A slightly different blog post, as I’m sharing an article from Bloomberg.com about “The Mystery of the Millionaire Hermit”).  I’d recommend the article for a couple of reasons.  First, because it is a fascinating look into not only what happens when someone with cash dies– the titular hermit, Eugene Brown, died with assets of about $2.7 million– and without immediate heirs or a will. (There are also some gruesome details about what goes on when the deceased has significantly less assets, as well). I never knew about the figures (public administrators) who investigate and handle the assets of the dead, and I’d never given much thought about what they might find– beyond money– when someone dies. 

However, if you don’t have time to read the article, there are financial planning considerations related to estate planning. The article makes it clear – should you die without a will, one of the big consequences is that your money may not be distributed as you ultimately want it to be intended: both directly (it went to someone it shouldn’t have) and indirectly (in the form of fees to probate researchers, courts, and administrators).  

One of the ironies of Mr.

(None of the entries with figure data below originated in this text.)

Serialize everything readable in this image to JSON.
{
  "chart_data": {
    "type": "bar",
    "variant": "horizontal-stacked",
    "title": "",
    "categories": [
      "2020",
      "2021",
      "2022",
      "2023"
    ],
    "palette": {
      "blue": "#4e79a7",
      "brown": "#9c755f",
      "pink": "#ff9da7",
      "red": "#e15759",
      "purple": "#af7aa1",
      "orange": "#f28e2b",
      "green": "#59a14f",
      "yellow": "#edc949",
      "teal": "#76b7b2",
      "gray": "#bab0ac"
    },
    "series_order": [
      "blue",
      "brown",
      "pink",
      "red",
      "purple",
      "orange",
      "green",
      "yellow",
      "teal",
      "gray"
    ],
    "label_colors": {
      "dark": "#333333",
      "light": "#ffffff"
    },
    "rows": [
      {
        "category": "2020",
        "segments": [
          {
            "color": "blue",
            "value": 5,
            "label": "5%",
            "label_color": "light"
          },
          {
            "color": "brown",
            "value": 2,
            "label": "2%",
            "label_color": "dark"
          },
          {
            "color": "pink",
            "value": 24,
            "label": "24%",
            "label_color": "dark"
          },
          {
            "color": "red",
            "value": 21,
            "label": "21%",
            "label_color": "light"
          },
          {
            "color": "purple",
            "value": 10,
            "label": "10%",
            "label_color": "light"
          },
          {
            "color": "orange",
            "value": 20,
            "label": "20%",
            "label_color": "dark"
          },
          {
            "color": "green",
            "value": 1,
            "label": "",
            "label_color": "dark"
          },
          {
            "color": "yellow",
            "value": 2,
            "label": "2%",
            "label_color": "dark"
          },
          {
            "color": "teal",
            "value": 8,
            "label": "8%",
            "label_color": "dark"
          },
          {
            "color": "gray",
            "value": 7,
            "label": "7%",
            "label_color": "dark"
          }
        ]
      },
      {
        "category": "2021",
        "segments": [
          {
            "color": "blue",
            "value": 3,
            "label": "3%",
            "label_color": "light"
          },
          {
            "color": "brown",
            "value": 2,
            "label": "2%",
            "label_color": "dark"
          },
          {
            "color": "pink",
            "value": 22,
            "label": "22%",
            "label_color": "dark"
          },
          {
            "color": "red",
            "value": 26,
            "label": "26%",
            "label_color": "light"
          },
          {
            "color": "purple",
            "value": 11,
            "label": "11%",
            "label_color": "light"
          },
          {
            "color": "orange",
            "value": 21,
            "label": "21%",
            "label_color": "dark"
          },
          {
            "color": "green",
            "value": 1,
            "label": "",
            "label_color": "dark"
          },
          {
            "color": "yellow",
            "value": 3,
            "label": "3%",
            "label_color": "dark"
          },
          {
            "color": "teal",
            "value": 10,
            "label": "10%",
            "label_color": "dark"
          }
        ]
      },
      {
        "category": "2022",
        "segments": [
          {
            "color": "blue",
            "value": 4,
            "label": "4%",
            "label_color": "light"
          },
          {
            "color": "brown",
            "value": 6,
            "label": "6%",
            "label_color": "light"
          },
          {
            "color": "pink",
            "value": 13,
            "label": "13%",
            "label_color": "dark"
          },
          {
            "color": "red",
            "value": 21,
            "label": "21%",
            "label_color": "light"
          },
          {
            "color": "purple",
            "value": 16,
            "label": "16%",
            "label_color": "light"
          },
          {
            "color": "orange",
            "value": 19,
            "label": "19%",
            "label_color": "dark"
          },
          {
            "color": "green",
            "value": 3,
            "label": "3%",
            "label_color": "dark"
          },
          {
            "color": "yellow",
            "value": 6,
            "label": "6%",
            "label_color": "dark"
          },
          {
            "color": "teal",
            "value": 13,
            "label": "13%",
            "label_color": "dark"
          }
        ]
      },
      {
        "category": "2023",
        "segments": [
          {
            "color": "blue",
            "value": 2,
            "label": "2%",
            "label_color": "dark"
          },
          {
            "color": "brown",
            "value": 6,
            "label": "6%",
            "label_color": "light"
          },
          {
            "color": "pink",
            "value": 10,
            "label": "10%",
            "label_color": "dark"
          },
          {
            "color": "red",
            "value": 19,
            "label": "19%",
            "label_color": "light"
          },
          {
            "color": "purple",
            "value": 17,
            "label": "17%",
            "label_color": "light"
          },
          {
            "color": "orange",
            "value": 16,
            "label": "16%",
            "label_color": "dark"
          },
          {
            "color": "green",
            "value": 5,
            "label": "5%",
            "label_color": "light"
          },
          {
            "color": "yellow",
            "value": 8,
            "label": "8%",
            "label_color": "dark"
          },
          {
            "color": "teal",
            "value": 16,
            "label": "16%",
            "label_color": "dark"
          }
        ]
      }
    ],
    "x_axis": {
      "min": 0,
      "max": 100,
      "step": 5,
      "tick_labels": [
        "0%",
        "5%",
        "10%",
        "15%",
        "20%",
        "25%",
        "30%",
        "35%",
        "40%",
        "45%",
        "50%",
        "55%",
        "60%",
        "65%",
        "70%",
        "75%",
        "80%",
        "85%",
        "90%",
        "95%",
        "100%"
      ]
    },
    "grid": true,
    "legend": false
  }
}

Brown’s death is that he had paperwork to donate his assets to a Catholic charity sitting in a file cabinet: 

The only written clues to Brown’s final wishes were tucked into the file cabinet: a brochure titled Making Your Will: A Good Steward’s Guide, published by Catholic Relief Services, an international aid group, and a Merrill Lynch form designating the nonprofit as the sole beneficiary of his investments. He’d filled out the form four days before his death—but hadn’t signed it.

Unfortunately, the state doesn’t read minds and since the form was unsigned, the assets went to Mr. Brown’s surviving nieces and nephews instead of what we might guess was his true goal (giving it to Catholic Relief Charities). However, because the nieces and nephews were unaware he was still alive, they only learned about the estate from a Probate Researcher.

Two of the four heirs  were notified and helped by probate researchers Brandenburger & Davis who, in exchange for their help, “would take a contingency fee of a third of the inheritance.” Consequently, on an estate of 2.7 million, the Probate Researchers could have made up to $900,000 (as the article details, they made less, although it did cause some friction within the family). In addition to these steep fees, probate researchers have a rather shady reputation and are likely the sort of company most of us would prefer to avoid paying money to.  

Second, the courts and officers who end up administering the estate will also take fees (given some of the disgusting conditions the public administrators work in, I find this one less objectionable): 

If an estate is in the black at the close of an investigation, the public administrator takes a cut as payment: 4 percent of the first $100,000, 3 percent of the second $100,000, 2 percent of the next $800,000, 1 percent of the next $9 million, and 0.5 percent of the next $15 million. If an estate has more than $25 million, a court determines the fee. County attorneys are paid according to the same structure.

That means that Mr. Brown’s estate could be reduced by up to $80,000 in costs by the courts and public administrators!

Ultimately, it may be that 56% of Americans simply (“Majority of in U.S. Don’t Have Will”) don’t care who gets our assets after our deaths (although I can’t imagine we really want a shady “probate researcher” getting that money instead of a charity or family member).  More likely though, we take it for granted that it will work itself out. However, beyond being gripping read, the article demonstrates that “There Ain’t No Such Thing as a Free Lunch”– even after we’re dead.